CFPB Calls for Payment Reductions
May 29, 2013
The Consumer Financial Protection Bureau is pushing for private student lenders and the government to help lower payments for borrowers after receiving thousands of complaints from consumers.
In a report released May 8, the CFPB called private student loans a potential “roadblock” to a borrower’s entire financial life which creates a domino effect on the economy.
The agency said student lenders should consider lowering payments for performing and struggling borrowers in addition to clearing credit reports for defaulted customers now on the rebound. The government should encourage student lenders to offer such refinancings, the CFPB said.
“Although there are signs that the housing market is recovering, we cannot forget that all of us were impacted by the meltdown, whether we personally took on a subprime mortgage or not,” said Rohit Chopra, the CFPB’s point-person on student loans, in a conference call with reporters. “While student debt may not pose that same sort of systemic risk to the financial system, it could be a drag on the recovery if borrowers can’t afford their payments and fully participate in the economy.”
The CFPB’s report calls for private student lenders to offer: “refi relief” to borrowers who pay on time; lower monthly payments for distressed borrowers; and an option to clean a defaulted borrower’s credit history once they begin paying a modified loan on time.
Student borrowers often receive a high interest rate on their private loan but the CFPB argues that the risk is lower after the borrower graduates and gets a job.
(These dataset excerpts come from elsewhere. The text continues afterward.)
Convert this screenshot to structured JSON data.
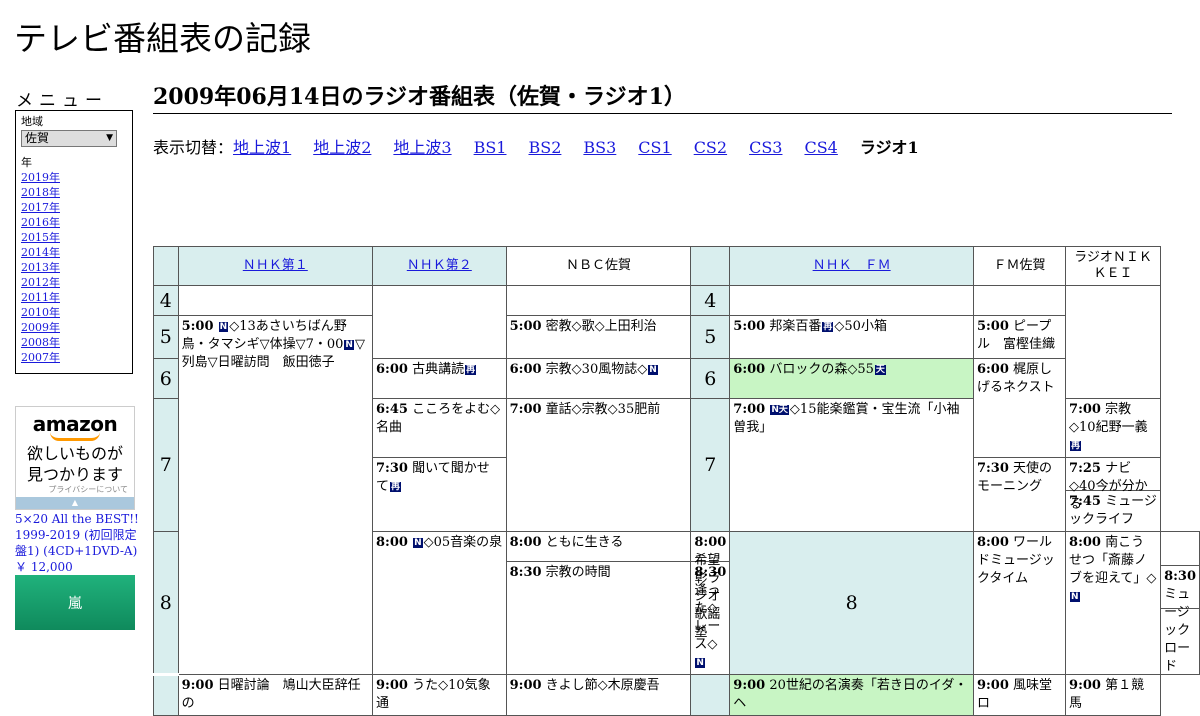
{
  "site": {
    "title": "テレビ番組表の記録"
  },
  "menu": {
    "title": "メニュー",
    "region_label": "地域",
    "region_value": "佐賀",
    "year_label": "年",
    "years": [
      "2019年",
      "2018年",
      "2017年",
      "2016年",
      "2015年",
      "2014年",
      "2013年",
      "2012年",
      "2011年",
      "2010年",
      "2009年",
      "2008年",
      "2007年"
    ]
  },
  "ad": {
    "brand": "amazon",
    "line1": "欲しいものが",
    "line2": "見つかります",
    "privacy": "プライバシーについて",
    "product_title": "5×20 All the BEST!! 1999-2019 (初回限定盤1) (4CD+1DVD-A)",
    "price": "￥ 12,000",
    "image_text": "嵐"
  },
  "page": {
    "heading": "2009年06月14日のラジオ番組表（佐賀・ラジオ1）"
  },
  "switcher": {
    "label": "表示切替：",
    "links": [
      "地上波1",
      "地上波2",
      "地上波3",
      "BS1",
      "BS2",
      "BS3",
      "CS1",
      "CS2",
      "CS3",
      "CS4"
    ],
    "current": "ラジオ1"
  },
  "grid": {
    "channels": [
      "ＮＨＫ第１",
      "ＮＨＫ第２",
      "ＮＢＣ佐賀",
      "ＮＨＫ　ＦＭ",
      "ＦＭ佐賀",
      "ラジオＮＩＫＫＥＩ"
    ],
    "hours": [
      "4",
      "5",
      "6",
      "7",
      "8"
    ],
    "programs": {
      "nhk1_500": {
        "time": "5:00",
        "badge": "N",
        "text": "◇13あさいちばん野鳥・タマシギ▽体操▽7・00",
        "badge2": "N",
        "text2": "▽列島▽日曜訪問　飯田徳子"
      },
      "nhk1_800": {
        "time": "8:00",
        "badge": "N",
        "text": "◇05音楽の泉"
      },
      "nhk1_900": {
        "time": "9:00",
        "text": "日曜討論　鳩山大臣辞任の"
      },
      "nhk2_600": {
        "time": "6:00",
        "text": "古典講読",
        "badge": "再"
      },
      "nhk2_645": {
        "time": "6:45",
        "text": "こころをよむ◇名曲"
      },
      "nhk2_730": {
        "time": "7:30",
        "text": "聞いて聞かせて",
        "badge": "再"
      },
      "nhk2_800": {
        "time": "8:00",
        "text": "ともに生きる"
      },
      "nhk2_830": {
        "time": "8:30",
        "text": "宗教の時間"
      },
      "nhk2_900": {
        "time": "9:00",
        "text": "うた◇10気象通"
      },
      "nbc_500": {
        "time": "5:00",
        "text": "密教◇歌◇上田利治"
      },
      "nbc_600": {
        "time": "6:00",
        "text": "宗教◇30風物誌◇",
        "badge": "N"
      },
      "nbc_700": {
        "time": "7:00",
        "text": "童話◇宗教◇35肥前"
      },
      "nbc_800": {
        "time": "8:00",
        "text": "希望彰ラジオ歌謡塾"
      },
      "nbc_830": {
        "time": "8:30",
        "text": "逢った◇レース◇",
        "badge": "N"
      },
      "nbc_900": {
        "time": "9:00",
        "text": "きよし節◇木原慶吾"
      },
      "fm_500": {
        "time": "5:00",
        "text": "邦楽百番",
        "badge": "再",
        "text2": "◇50小箱"
      },
      "fm_600": {
        "time": "6:00",
        "text": "バロックの森◇55",
        "badge": "天"
      },
      "fm_700": {
        "time": "7:00",
        "badge": "N天",
        "text": "◇15能楽鑑賞・宝生流「小袖曽我」"
      },
      "fm_800": {
        "time": "8:00",
        "text": "ワールドミュージックタイム"
      },
      "fm_900": {
        "time": "9:00",
        "text": "20世紀の名演奏「若き日のイダ・ヘ"
      },
      "fmsaga_500": {
        "time": "5:00",
        "text": "ピープル　富樫佳織"
      },
      "fmsaga_600": {
        "time": "6:00",
        "text": "梶原しげるネクスト"
      },
      "fmsaga_730": {
        "time": "7:30",
        "text": "天使のモーニング"
      },
      "fmsaga_800": {
        "time": "8:00",
        "text": "南こうせつ「斎藤ノブを迎えて」◇",
        "badge": "N"
      },
      "fmsaga_900": {
        "time": "9:00",
        "text": "風味堂ロ"
      },
      "nikkei_700": {
        "time": "7:00",
        "text": "宗教◇10紀野一義",
        "badge": "再"
      },
      "nikkei_725": {
        "time": "7:25",
        "text": "ナビ◇40今が分かる"
      },
      "nikkei_745": {
        "time": "7:45",
        "text": "ミュージックライフ"
      },
      "nikkei_830": {
        "time": "8:30",
        "text": "ミュージックロード"
      },
      "nikkei_900": {
        "time": "9:00",
        "text": "第１競馬"
      }
    }
  }
}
The loan should be refinanced to a lower rate so long as the payments have been made on time, the agency said.
Likewise, the CFPB suggested lenders should lower monthly payments for distressed borrowers commensurate to “a reasonable” debt-to-income ratio.
“Given today’s historically low interest rates, there is a tremendous opportunity for lenders to take advantage of an underserved market,” said CFPB Director Richard Cordray in prepared remarks at a field hearing in Miami.
The CFPB may be focusing on wrong target. The Consumer Bankers Association sent a letter to regulators in March stating that private student loans make up only 7% of originations compared to 93% for federal loans. The trade group asked for regulatory relief, largely on accounting for problem loans, so banks could modify struggling borrowers’ loans without taking an immediate hit to earnings.